Coube a um notável da escola francesa a distinção mais imagética, extraída de substância literária e própria de um savoir-vivre. Para François Jacob, geneticista e Nobel de medicina, uma é “ciência da noite”, outra é “ciência do dia”. Sendo esta a ciência consolidada, bem resolvida e segura de si, cumpridora das obrigações diárias, no jus ao descanso e a boas noites de sono; e aquela, a que não dorme, insone, inquieta, em eterna vigília e busca incansável — categoria sempre citada com especial apreço por cientistas de ímpeto, esses estranhos funâmbulos vocacionados ao risco e às alturas, dotados, conforme Latour, de “esprit de geométrie” e “esprit de finesse”.

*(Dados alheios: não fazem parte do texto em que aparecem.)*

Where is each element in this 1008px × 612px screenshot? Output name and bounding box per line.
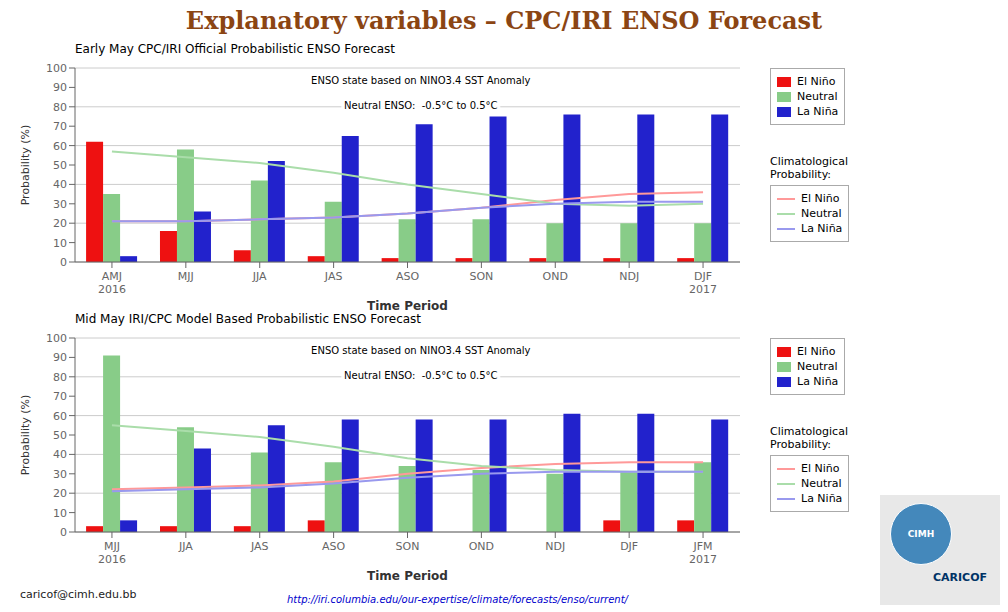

Ora, alguma dúvida de que estudar o Tempo é dar-se ao inefável prazer de praticar a mais alta “ciência da noite”? Que digam as olheiras fundas de uma vigília sem fim. Em essência, é o que se infere do campo de pesquisa de Klein. O tempo que passa(?) é um livro de muitas leituras, uma rede delas. Grandes mistérios são assim, raciocínios elegantes são assim. Experiências estoicas de passagem, seja via razão científica (passus), seja via impasse humano (passio, conforme Didi-Huberman), adivinhe, também são assim. E teorias inconclusas, sendo as obras abertas que são, nem se fale, são muito, muito assim. E o Tempo, ai.
Estes textos foram realizados com o apoio do Instituto Serrapilheira
Matéria publicada na edição impressa #32 abr.2020 em março de 2020.